FIGURE 6.

Transfers of P-gp and efflux activity to sensitive MCF-7 exposed to MPs extracted from MCF-7/DOXO. A, repeatability of P-gp distributions in MCF-7, measured by flow cytometry after direct immunolabeling by PE-UIC2, is shown. Histograms from five independent cultures were superimposed. B, membrane P-gp content in MCF-7 (open black histogram) treated for 6 h (solid gray histogram) or for 24 h (solid black histogram) with MPs extracted from MCF-7/DOXO increased with time of exposure. C, relative increase of membrane P-gp content in MCF-7 cells treated with MPs extracted from MCF-7/DOXO was transient, significant after 4 h, and peaked after 12 h of exposure. Results are expressed as the mean ± S.E. of n = 2–10 replicates. D, repeatability of P-gp activity distributions in MCF-7, assessed by their ability to efflux intracellular fluorescence after loading with calceinAM, is shown. Histograms from five independent cultures are superimposed.

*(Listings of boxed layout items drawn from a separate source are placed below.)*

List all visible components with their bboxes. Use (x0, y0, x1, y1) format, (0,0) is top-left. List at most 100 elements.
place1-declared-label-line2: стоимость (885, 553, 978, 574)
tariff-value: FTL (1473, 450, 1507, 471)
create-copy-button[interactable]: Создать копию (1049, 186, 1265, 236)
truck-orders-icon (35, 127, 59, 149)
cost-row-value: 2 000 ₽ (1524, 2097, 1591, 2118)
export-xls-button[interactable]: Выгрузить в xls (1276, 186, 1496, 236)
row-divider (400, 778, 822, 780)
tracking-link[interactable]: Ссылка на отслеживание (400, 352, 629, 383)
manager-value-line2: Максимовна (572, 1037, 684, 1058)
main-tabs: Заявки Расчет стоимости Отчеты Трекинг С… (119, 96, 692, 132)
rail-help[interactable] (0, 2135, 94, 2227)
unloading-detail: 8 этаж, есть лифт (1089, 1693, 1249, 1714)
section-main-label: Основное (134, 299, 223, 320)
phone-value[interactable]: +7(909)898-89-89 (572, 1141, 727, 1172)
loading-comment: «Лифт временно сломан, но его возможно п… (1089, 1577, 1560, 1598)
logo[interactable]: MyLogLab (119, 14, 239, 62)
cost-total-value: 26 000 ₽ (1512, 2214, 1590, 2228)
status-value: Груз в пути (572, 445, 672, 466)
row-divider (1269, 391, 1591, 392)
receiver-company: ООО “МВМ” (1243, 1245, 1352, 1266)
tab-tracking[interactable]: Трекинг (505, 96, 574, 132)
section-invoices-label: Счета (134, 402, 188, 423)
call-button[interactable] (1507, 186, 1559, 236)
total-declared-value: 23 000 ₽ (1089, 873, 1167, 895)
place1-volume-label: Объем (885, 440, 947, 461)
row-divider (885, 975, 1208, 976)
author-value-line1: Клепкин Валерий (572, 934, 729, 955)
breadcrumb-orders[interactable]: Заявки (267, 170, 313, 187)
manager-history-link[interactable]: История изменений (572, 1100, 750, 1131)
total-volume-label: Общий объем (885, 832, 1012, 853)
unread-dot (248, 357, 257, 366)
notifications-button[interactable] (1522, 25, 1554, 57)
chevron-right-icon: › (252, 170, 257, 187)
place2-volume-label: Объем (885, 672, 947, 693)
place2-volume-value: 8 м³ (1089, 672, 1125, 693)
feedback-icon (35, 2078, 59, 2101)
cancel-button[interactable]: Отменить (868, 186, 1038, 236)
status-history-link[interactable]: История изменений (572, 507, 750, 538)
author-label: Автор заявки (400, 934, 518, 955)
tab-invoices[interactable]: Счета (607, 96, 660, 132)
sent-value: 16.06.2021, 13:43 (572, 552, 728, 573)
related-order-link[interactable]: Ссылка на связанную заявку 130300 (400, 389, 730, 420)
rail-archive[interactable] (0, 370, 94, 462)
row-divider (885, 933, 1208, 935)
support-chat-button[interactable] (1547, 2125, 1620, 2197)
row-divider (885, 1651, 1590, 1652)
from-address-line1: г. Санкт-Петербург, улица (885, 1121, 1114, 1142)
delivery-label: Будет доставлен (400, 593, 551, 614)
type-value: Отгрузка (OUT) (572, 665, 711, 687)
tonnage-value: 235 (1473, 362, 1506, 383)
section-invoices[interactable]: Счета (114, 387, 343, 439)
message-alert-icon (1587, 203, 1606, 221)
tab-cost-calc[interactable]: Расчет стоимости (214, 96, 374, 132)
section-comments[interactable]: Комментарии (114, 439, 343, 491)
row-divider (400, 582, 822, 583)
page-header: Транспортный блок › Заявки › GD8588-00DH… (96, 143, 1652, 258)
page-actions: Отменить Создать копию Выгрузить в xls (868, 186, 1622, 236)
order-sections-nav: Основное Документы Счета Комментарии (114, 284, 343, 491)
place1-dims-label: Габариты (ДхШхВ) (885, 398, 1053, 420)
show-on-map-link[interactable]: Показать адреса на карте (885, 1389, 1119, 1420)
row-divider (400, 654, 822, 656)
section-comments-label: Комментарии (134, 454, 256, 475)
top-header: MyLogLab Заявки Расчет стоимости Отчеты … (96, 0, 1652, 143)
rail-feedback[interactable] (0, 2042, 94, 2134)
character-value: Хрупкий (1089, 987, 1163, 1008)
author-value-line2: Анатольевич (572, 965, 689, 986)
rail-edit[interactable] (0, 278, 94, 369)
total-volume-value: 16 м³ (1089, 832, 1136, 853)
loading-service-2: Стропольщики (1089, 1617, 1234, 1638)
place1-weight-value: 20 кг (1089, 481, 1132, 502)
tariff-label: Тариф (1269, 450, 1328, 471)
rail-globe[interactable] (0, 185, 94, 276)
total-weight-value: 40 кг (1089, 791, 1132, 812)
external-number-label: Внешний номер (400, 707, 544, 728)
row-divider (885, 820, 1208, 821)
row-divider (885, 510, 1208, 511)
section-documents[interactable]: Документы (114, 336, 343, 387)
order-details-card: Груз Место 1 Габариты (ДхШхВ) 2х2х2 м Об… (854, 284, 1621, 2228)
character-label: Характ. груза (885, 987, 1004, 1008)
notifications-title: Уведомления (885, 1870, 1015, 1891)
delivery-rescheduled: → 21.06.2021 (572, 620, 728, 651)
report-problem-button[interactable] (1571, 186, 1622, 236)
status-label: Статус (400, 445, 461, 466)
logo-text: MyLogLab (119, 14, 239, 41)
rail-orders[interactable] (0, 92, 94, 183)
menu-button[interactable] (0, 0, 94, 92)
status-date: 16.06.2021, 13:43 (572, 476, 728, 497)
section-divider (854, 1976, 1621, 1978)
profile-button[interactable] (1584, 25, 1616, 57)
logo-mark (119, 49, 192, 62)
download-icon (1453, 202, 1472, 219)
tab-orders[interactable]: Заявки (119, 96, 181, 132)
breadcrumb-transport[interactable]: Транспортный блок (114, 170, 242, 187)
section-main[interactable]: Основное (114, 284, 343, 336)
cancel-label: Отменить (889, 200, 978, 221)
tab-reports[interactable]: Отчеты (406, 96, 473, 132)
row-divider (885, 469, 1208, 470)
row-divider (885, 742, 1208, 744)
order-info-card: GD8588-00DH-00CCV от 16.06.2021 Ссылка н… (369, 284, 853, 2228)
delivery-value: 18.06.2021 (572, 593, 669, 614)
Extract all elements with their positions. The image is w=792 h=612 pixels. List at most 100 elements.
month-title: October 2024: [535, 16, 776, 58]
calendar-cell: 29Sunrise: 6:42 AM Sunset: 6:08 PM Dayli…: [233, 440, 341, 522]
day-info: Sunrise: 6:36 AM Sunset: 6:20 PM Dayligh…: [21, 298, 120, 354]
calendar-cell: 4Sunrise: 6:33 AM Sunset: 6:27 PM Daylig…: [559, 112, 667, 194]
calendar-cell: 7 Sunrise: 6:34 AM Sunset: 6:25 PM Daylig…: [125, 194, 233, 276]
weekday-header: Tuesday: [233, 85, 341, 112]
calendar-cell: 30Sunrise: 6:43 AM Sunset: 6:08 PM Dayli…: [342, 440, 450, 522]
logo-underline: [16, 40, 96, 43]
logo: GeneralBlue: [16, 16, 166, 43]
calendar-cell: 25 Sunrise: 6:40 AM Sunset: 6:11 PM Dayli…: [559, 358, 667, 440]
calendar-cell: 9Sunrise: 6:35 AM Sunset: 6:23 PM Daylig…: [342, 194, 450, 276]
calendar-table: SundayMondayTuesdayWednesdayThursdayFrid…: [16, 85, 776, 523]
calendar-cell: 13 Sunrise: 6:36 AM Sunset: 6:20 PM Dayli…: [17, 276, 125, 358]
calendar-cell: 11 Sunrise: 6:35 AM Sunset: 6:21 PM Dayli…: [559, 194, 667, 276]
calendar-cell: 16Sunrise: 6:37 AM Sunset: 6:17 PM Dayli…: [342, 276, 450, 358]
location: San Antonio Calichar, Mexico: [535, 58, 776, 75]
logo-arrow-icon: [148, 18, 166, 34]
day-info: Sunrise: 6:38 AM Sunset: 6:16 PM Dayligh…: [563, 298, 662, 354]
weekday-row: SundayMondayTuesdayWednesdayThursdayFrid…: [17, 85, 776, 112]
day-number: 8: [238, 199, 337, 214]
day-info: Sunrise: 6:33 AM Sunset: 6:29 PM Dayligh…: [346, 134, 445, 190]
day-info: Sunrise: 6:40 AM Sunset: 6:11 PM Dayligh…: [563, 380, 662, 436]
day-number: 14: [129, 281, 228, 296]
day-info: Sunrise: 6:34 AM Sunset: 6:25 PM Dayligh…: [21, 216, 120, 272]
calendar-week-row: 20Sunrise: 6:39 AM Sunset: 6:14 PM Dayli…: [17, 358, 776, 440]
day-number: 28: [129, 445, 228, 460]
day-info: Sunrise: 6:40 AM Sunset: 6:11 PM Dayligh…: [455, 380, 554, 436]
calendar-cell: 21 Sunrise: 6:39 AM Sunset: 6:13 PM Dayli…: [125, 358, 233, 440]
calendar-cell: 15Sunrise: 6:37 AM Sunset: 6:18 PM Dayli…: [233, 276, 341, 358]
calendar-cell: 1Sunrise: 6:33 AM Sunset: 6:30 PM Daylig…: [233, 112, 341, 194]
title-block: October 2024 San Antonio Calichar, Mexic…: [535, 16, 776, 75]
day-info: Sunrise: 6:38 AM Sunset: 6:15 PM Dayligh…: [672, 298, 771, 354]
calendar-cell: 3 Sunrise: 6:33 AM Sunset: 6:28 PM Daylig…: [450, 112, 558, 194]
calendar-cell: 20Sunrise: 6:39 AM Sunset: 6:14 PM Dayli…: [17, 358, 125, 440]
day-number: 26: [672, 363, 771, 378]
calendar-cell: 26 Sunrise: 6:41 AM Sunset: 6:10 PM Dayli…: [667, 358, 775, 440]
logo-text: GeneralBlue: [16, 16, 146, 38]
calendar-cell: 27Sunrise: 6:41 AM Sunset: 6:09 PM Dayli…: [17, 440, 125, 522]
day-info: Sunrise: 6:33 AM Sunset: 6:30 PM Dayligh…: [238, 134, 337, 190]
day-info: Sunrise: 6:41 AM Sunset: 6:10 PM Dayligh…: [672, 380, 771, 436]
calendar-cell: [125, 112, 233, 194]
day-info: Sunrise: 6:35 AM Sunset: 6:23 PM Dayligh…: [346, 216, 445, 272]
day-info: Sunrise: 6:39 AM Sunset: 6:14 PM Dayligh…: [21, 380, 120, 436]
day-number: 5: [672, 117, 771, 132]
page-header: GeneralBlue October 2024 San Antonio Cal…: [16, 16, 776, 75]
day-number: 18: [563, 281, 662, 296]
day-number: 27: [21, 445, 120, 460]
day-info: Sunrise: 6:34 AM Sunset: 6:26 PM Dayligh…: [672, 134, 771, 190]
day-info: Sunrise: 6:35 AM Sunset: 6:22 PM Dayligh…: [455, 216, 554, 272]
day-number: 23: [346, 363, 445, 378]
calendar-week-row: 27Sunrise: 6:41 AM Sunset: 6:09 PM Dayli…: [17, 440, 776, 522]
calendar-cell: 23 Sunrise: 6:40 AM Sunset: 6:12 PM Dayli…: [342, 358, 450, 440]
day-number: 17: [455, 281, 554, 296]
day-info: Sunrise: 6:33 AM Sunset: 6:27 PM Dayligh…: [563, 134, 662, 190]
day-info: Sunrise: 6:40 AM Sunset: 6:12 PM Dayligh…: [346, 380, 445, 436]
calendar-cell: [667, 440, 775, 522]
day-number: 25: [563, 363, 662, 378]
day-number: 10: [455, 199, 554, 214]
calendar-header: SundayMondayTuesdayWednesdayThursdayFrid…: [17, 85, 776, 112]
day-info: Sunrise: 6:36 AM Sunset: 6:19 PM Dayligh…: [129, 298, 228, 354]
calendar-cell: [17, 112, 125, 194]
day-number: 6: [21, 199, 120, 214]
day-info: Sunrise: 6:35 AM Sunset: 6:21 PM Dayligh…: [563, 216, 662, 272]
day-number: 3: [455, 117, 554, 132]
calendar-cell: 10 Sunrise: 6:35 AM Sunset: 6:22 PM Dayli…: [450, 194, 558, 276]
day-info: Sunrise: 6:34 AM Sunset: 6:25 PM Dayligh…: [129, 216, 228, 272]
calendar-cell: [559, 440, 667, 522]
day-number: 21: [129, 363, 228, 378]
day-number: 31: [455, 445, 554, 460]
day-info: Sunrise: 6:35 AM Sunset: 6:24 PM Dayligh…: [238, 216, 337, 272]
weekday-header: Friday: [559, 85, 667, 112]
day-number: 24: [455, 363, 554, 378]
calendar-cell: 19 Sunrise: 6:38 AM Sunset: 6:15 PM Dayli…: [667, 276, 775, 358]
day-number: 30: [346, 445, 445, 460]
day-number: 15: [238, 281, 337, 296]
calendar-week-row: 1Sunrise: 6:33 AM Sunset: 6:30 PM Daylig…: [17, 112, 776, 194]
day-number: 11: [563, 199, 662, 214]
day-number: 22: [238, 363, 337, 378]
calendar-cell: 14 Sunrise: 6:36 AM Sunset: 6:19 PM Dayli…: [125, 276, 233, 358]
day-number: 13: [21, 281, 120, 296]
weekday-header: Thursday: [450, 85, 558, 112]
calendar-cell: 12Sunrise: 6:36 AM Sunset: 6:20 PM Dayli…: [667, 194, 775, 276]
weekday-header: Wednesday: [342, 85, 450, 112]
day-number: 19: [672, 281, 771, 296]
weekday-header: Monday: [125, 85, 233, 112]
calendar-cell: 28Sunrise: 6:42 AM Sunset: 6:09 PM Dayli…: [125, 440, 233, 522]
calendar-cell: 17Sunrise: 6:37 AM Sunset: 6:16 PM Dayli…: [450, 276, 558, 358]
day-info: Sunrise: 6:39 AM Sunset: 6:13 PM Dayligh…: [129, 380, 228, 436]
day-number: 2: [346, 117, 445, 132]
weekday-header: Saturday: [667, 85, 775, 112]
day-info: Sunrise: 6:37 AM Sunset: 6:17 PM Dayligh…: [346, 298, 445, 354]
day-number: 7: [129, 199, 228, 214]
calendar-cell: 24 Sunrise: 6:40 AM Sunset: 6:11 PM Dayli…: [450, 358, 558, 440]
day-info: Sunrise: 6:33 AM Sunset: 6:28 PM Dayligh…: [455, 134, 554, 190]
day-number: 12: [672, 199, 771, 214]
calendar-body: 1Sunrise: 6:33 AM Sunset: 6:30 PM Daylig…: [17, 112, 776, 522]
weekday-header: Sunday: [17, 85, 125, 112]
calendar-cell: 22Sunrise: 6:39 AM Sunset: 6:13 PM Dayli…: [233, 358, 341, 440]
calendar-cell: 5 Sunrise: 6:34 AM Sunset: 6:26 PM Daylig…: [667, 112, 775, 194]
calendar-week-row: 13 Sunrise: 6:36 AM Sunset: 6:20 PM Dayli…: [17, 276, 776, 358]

E, P-gp activity in MCF-7 cells (open black histogram) treated for 4 h (solid gray histogram), 6 h (hatched histogram), or for 12 h (solid black histogram) with MPs extracted from MCF-7/DOXO increased with time. F, P-gp activity transferred to MCF-7 by a 6-h exposure to MPs extracted from MCF-7/DOXO was blocked by the specific P-gp antagonist PSC833 (20 μm). G, relative increase of P-gp activity, expressed as a drop of intracellular fluorescence, in MCF-7 treated with MPs extracted from MCF-7/DOXO was transient, significant after 4 h, and peaked after 12 h of exposure. Results are expressed as the mean ± S.E. of n = 2–10 replicates. Results significantly different from control are indicated (*, p < 0.05; **, p < 0.01; ***, p < 0.001).